By Considerably Expanding Scope Of Complaint, Party Might Have Reopened Opponent’s Right To Arbitrate That Has Been Waived – But It Didn’t Happen Here
Defendants appealed the trial court’s denial of their petition to arbitrate, and their appeal from an order appointing a referee. Boschetti v. Pacific Bay Investments, Inc., et al., No. A134195 (1st Dist. Div. 4 Jan. 30, 2014) (Rivera, Ruvolo, Reardon) (unpublished). The Court of Appeal affirmed, because defendants had delayed, and in the meantime, “substantially invoked” the machinery of litigation.

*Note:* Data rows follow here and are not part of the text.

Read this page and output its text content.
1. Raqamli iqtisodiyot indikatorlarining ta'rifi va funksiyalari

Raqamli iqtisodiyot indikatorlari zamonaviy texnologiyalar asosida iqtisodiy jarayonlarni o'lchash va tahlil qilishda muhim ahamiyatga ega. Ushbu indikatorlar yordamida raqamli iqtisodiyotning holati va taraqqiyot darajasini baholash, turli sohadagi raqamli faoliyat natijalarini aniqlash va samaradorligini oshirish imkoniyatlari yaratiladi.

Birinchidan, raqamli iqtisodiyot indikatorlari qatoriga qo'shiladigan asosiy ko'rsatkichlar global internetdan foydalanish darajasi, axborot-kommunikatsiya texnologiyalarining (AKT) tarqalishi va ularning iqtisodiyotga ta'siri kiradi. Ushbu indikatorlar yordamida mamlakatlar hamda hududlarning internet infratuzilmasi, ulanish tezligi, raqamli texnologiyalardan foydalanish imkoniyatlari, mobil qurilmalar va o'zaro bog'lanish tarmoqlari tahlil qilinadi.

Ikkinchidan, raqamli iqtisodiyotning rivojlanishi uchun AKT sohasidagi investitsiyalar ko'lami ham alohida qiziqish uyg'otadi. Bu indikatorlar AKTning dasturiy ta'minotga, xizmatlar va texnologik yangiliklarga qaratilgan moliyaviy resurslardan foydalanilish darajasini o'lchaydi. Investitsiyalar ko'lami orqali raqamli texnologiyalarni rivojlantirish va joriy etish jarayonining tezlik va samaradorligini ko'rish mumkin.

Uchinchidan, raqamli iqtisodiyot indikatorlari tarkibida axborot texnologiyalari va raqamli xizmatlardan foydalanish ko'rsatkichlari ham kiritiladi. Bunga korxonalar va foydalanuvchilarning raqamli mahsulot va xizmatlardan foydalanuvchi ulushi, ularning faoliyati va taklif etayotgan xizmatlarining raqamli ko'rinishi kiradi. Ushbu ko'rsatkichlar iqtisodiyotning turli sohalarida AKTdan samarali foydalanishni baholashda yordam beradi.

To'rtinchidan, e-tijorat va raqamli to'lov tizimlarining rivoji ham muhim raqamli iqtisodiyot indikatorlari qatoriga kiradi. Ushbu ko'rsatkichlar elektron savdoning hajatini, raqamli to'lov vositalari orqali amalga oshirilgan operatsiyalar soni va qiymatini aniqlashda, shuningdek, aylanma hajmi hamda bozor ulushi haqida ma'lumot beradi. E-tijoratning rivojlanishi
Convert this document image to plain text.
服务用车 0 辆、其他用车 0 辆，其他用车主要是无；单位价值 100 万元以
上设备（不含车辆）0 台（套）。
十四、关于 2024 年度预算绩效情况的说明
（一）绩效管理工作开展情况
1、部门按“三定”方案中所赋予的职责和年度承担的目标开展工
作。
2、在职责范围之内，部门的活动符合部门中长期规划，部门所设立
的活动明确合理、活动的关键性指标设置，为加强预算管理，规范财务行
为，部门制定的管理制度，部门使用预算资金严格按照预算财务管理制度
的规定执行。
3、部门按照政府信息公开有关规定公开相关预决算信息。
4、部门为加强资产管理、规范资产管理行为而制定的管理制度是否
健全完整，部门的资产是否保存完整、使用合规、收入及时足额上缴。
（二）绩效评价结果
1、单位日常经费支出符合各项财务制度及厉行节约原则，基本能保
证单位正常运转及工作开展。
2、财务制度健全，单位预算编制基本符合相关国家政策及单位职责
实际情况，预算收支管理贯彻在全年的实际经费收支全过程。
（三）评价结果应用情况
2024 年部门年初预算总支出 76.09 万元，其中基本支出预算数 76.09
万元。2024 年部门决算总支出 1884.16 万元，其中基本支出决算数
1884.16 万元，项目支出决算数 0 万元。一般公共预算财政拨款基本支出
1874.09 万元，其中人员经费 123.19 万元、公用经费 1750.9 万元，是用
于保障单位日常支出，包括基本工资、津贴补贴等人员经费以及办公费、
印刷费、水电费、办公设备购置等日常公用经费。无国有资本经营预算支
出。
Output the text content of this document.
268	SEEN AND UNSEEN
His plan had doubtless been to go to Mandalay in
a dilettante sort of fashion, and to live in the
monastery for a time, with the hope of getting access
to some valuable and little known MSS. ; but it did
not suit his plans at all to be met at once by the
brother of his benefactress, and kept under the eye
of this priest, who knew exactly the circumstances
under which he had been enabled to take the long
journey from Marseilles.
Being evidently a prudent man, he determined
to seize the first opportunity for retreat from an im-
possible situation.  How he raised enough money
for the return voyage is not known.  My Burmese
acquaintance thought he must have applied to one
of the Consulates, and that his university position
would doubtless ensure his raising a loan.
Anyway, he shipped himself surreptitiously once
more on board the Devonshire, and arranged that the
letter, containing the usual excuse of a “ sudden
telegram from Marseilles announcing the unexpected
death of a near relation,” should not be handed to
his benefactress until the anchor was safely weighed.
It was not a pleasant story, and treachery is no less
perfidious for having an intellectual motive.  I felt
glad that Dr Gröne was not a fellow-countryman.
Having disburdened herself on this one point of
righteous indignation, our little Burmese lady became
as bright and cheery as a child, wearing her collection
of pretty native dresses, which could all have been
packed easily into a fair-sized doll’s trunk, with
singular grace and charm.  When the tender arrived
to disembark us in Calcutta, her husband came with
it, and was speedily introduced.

The interesting point is that by amending his complaint and substantially expanding the scope of his claims, plaintiff risked reviving defendant’s right to arbitrate: “See Keating v. Superior Court (1982) 31 Cal.3d 584, 607, reversed on another ground in Southland Corp. v. Keating (1984) 465 U.S. 1 [where amended complaints “considerably expanded” scope of pleadings, trial court could properly find lack of waiver of right to arbitrate interrelated claims in original complaints].).” (Slip Op. at 8). However, the expansion of claims here did not revive a right to arbitrate, because there were arbitrable claims in the earlier complaint that were waived, and the same properties were involved in the earlier complaint and the amended complaint.
As for the order appointing the referee, that is an interlocutory rather than an appealable order. Defendants failed to ask that their appeal be treated as a writ of mandate, and the Court of Appeal declined to treat the appeal as a writ. End of story, for now.